By principle the more a sandbox is isolated from the host system, the more secure it becomes. This means that a full virtual machine is likely to be more secure than a Docker container, since the latter shares kernel with the host system while the former runs its own kernel on top of the host system’s kernel. So should I go with a complete virtual machine?

Unfortunately a full-blown virtual machine consumes much more resource than Docker. Indeed, relative resource efficiency is one of the selling points of Docker after all. So with the same amount of hardware capacity, I could serve many more users if I used Docker. I had to make a tradeoff between security and throughput.

But once I realized that my application had to create a new sandbox environment whenever it ran the code submitted by users, I decided that resource efficiency was the bigger factor here. Since I decided not to limit what kind of code users could run, there could be code that affected the sandbox system or Erlang VM running on it. The only way to guaranteed that each code was compiled and run independent of one another was to provide a new sandbox each time. Obviously this is a very resource intensive operation. I first implemented it with Docker and the slowdown in running code was already significant. If implementation using Docker was this slow, then one using a full VM would be unacceptably slow. So I decided to settle for Docker for now.

Interim Thoughts

I never knew that sandboxing was a such a difficult technological problem. In fact, after reading and thinking through this issue, I think running any arbitrary code while still guaranteeing security is theoretically impossible; although I can’t prove it, I can tell that the formulation of this problem is very similar to undecidable problems in computer science. In order to guarantee security, the power of program should be limited in one way or another. By using Docker container as a sandbox, I chose not to limit the power of program within the sandbox but limit its power to affect outside world.
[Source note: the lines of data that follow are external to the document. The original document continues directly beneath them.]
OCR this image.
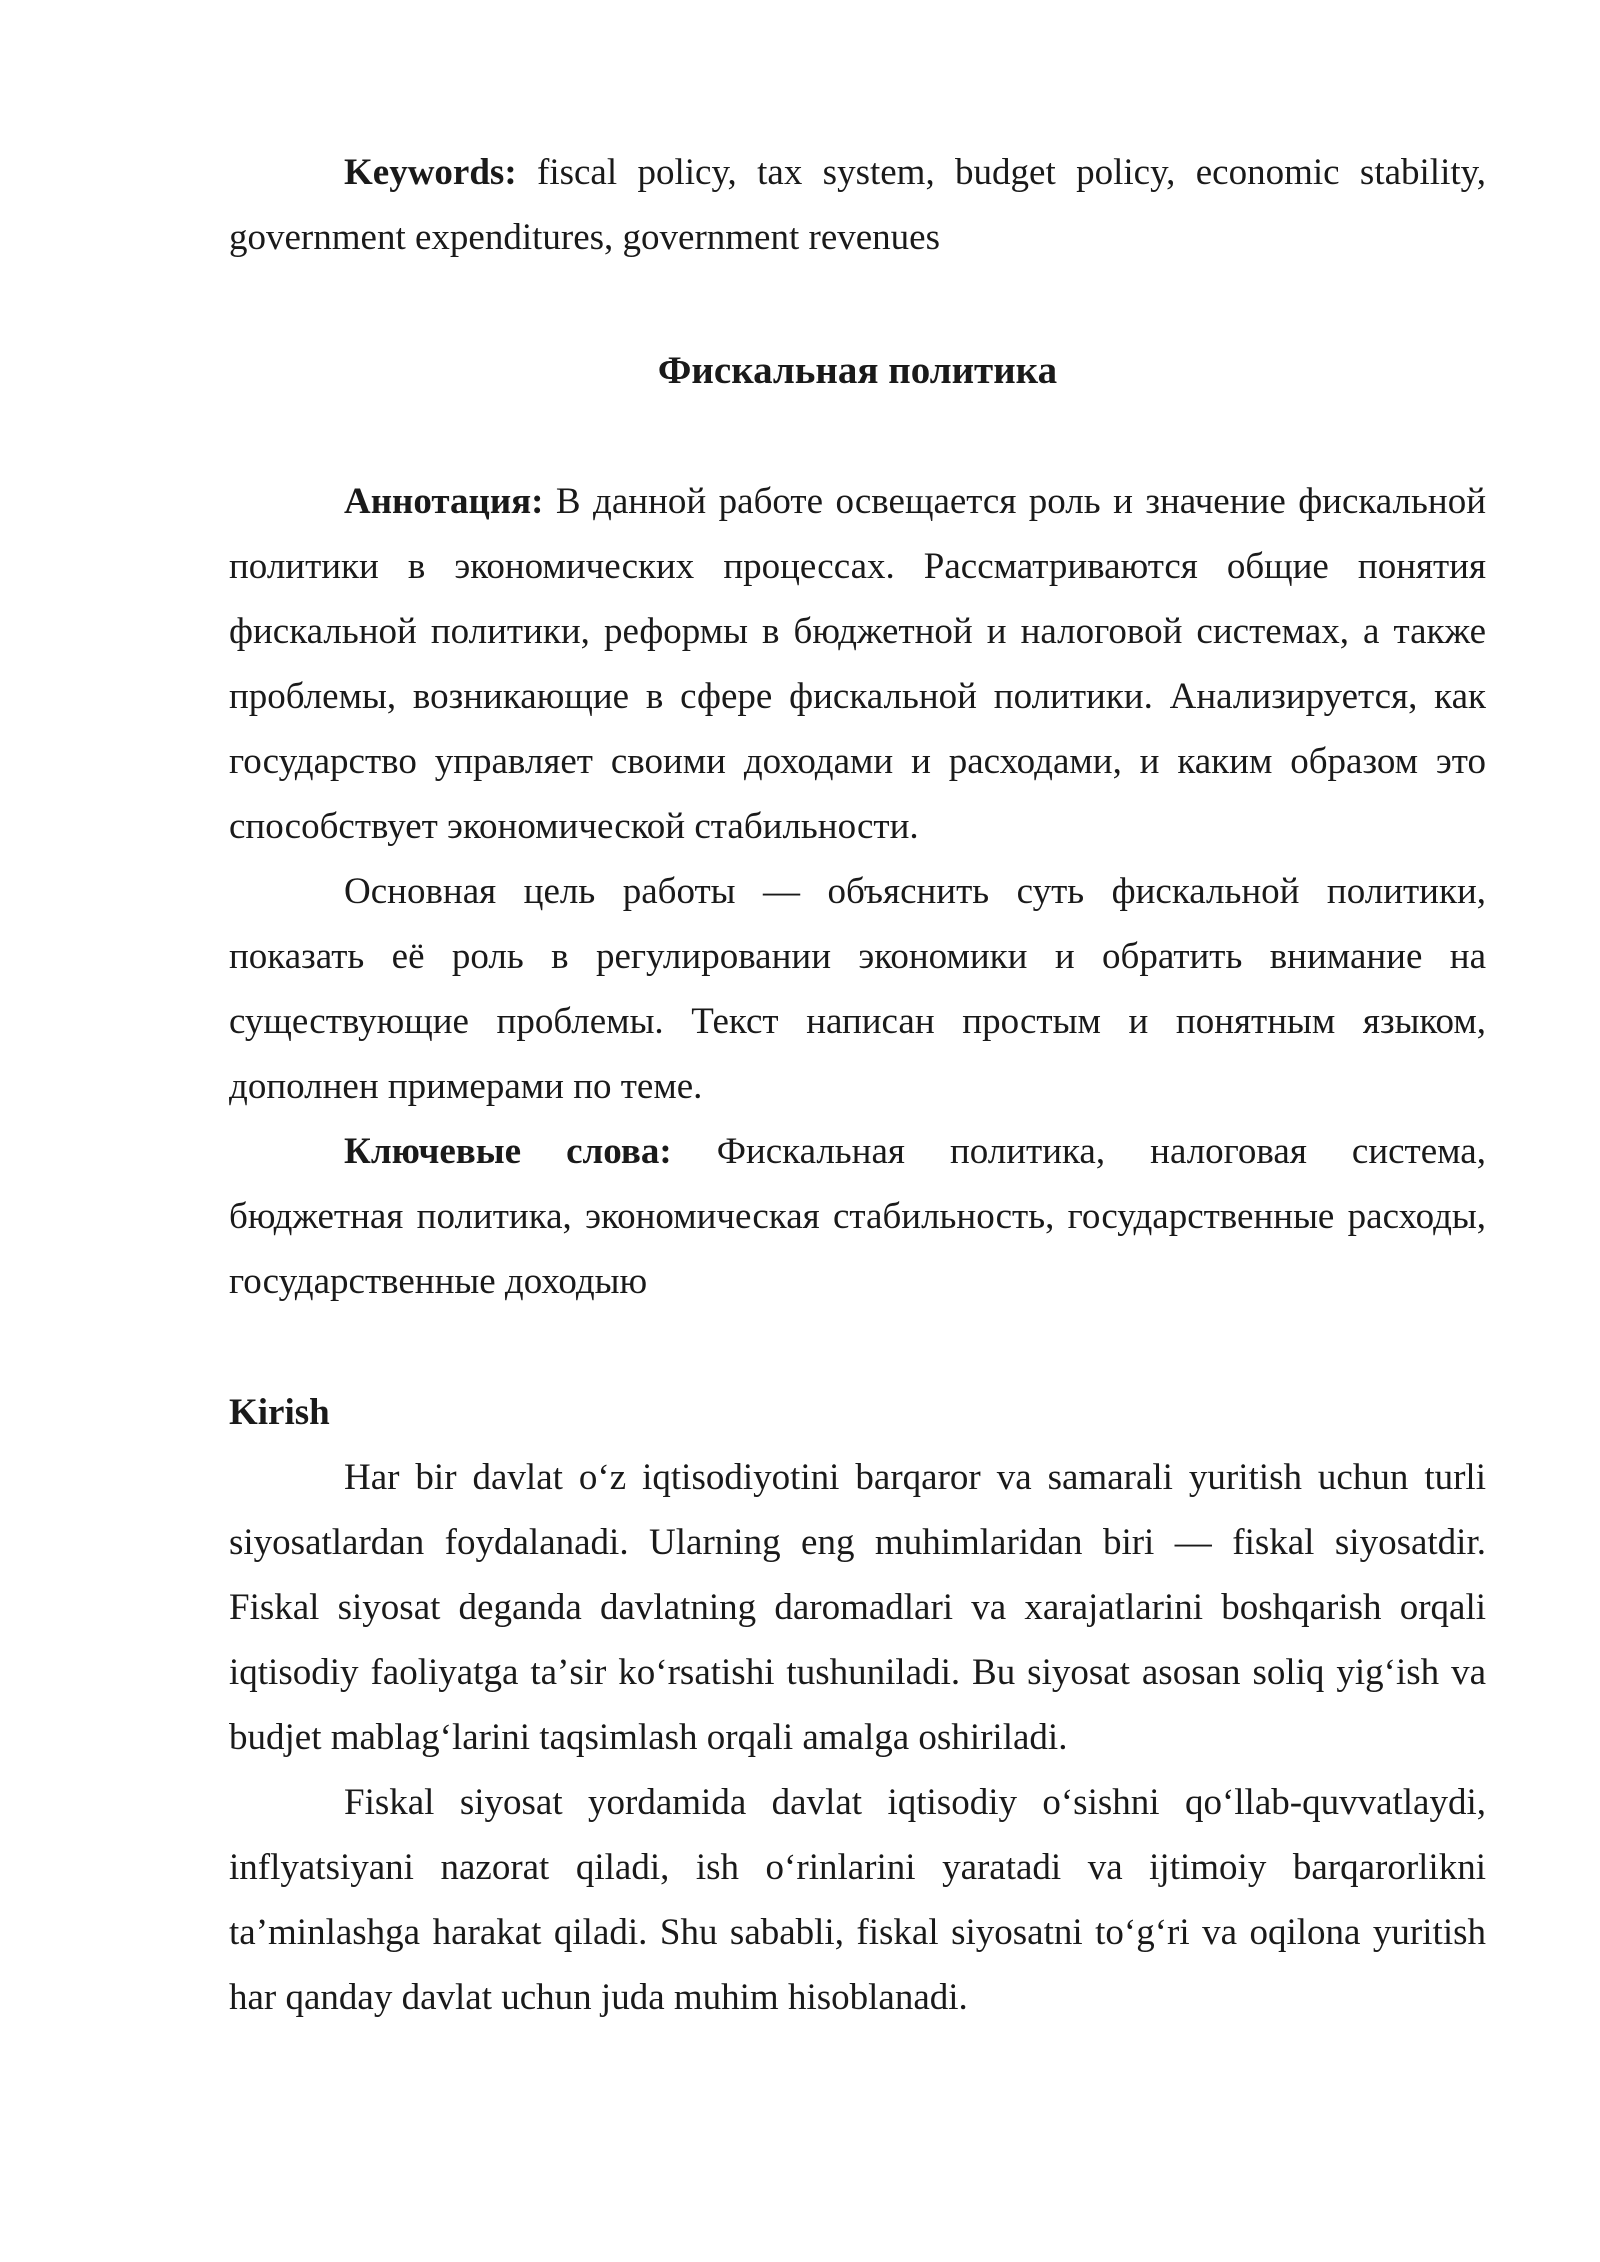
Keywords: fiscal policy, tax system, budget policy, economic stability, government expenditures, government revenues

Фискальная политика

Аннотация: В данной работе освещается роль и значение фискальной политики в экономических процессах. Рассматриваются общие понятия фискальной политики, реформы в бюджетной и налоговой системах, а также проблемы, возникающие в сфере фискальной политики. Анализируется, как государство управляет своими доходами и расходами, и каким образом это способствует экономической стабильности.

Основная цель работы — объяснить суть фискальной политики, показать её роль в регулировании экономики и обратить внимание на существующие проблемы. Текст написан простым и понятным языком, дополнен примерами по теме.

Ключевые слова: Фискальная политика, налоговая система, бюджетная политика, экономическая стабильность, государственные расходы, государственные доходыю

Kirish

Har bir davlat oʻz iqtisodiyotini barqaror va samarali yuritish uchun turli siyosatlardan foydalanadi. Ularning eng muhimlaridan biri — fiskal siyosatdir. Fiskal siyosat deganda davlatning daromadlari va xarajatlarini boshqarish orqali iqtisodiy faoliyatga taʼsir koʻrsatishi tushuniladi. Bu siyosat asosan soliq yigʻish va budjet mablagʻlarini taqsimlash orqali amalga oshiriladi.

Fiskal siyosat yordamida davlat iqtisodiy oʻsishni qoʻllab-quvvatlaydi, inflyatsiyani nazorat qiladi, ish oʻrinlarini yaratadi va ijtimoiy barqarorlikni taʼminlashga harakat qiladi. Shu sababli, fiskal siyosatni toʻgʻri va oqilona yuritish har qanday davlat uchun juda muhim hisoblanadi.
I chose to use Docker because I think it fits my use case. With proper configuration, it provided reasonable security and reasonable performance. My application is trivial enough to risk some potential security vulnerability. But if I had to implement sandbox in a critical system, I will have to choose a different option. At least I learned that much through this endeavor.

Potential Solution: SmartOS Zones

An interesting suggestion was to use Zones technology provided by SmartOS, an operation system based on Solaris, as it was built with virtualization and security in mind. I will definitely have to look into this if I want a more serious sandbox.